OPPOSITE POLICY
If you're keeping up with Sec. of Ag. Brooke Rollins' big audacious shake-ups in the USDA, you know the main goal is exports. This theme is exactly opposite what our nation needs.
While the new decisions have some good points, they're kind of like moving around the deck chairs on the Titanic. Here are the four pillars of the new policy:
1. downsize USDA to match finances (15,000 employees took early retirement)
2. move USDA offices to 5 cities besides Washington D.C.: Kansas City, Fort Collins, Salt Lake City, Indianapolis, Raleigh
3. consolidate redundant support functions
4. eliminate management layers and bureaucracy
Did you know the USDA has the largest firefighting contingency? I wonder if they'll release the chainsaws and chippers to turn all that fire fuel into compostable biomass to eliminate all chemical fertilizer in the nation by going to composting? Not on your life.

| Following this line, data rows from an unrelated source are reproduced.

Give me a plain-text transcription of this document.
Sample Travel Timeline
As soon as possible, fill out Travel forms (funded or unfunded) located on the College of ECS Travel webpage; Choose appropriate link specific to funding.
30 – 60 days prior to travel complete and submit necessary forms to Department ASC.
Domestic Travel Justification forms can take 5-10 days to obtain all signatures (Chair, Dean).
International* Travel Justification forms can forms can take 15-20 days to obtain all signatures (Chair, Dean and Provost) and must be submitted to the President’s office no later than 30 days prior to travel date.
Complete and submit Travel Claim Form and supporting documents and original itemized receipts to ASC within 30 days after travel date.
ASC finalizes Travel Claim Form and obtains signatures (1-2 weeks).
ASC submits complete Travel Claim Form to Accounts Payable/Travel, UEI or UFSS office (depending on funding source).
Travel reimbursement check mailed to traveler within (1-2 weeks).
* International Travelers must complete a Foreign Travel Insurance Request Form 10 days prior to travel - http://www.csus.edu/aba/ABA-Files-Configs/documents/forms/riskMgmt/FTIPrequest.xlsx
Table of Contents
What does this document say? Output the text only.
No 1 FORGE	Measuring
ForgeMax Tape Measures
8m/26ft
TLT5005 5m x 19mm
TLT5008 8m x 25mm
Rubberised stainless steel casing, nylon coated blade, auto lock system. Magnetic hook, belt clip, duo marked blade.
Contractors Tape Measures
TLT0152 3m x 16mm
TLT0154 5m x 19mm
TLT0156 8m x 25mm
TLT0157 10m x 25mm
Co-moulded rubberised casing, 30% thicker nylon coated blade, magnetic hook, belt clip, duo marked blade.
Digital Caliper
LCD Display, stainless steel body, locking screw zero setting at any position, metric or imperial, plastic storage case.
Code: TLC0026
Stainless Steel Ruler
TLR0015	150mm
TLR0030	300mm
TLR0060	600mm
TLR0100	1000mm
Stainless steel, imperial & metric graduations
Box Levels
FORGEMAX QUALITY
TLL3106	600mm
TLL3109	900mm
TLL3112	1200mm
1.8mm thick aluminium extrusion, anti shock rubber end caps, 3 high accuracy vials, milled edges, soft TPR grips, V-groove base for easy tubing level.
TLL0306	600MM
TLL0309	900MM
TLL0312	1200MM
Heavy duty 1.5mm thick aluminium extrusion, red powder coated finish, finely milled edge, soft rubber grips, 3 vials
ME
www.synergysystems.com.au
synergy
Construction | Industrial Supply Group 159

The big push right now is to exempt all chemical companies from product liability as long as the pesticide, herbicide, insecticide is endorsed by the EPA. This will do for the chemical companies what vaccine liability protection did for the vaccine industry. The conservatives and Republicans are lining up behind this effort. Anything to protect the ag-industrial complex, which is far more powerful than the pharmaceutical complex.
The big news surrounding all these initiatives is that the U.S. now has deals to ship beef to Australia, Ireland, and the UK. Have you been following the U.S. beef shortage story lately? And goodness, I've been to Australia 16 times. They don't have enough population to eat half the beef they produce. Why in the world do we need to be shipping beef to Australia? And why would they buy it? None of this makes sense.
Unless those countries have a conspiracy to eliminate their domestic cattle industry, I can't imagine why this new freedom to export will result in any additional sales. And that actually makes sense. Get somebody to agree to buy our stuff knowing they won't buy our stuff so we can put out press releases touting our good deeds that really don't amount to anything but hot air. Now that makes sense.
This is all much ado about nothing. Let's imagine some initiatives that would really accomplish something:
1. A FOOD EMANCIPATION PROCLAMATION so a producer and buyer could engage in a food transaction without asking the USDA for permission.
2. A famer who substitutes compost for chemical fertilizer gets a tax break.
3. SNAP (Supplemental Nutrition Assistance Program) pays for no ultra-processed food.
4. The school lunch program buys only compost-grown whole foods.
5. All food safety regulations move to empirical benchmarking using infrared camera technology to eliminate scratch and sniff politics and subjectivity.
6. Legalize surface runoff farm ponds and prohibit aquifer-sourced irrigation.
What is one initiative you'd like to see from Rollins that would indicate true change at the USDA (besides eliminating it).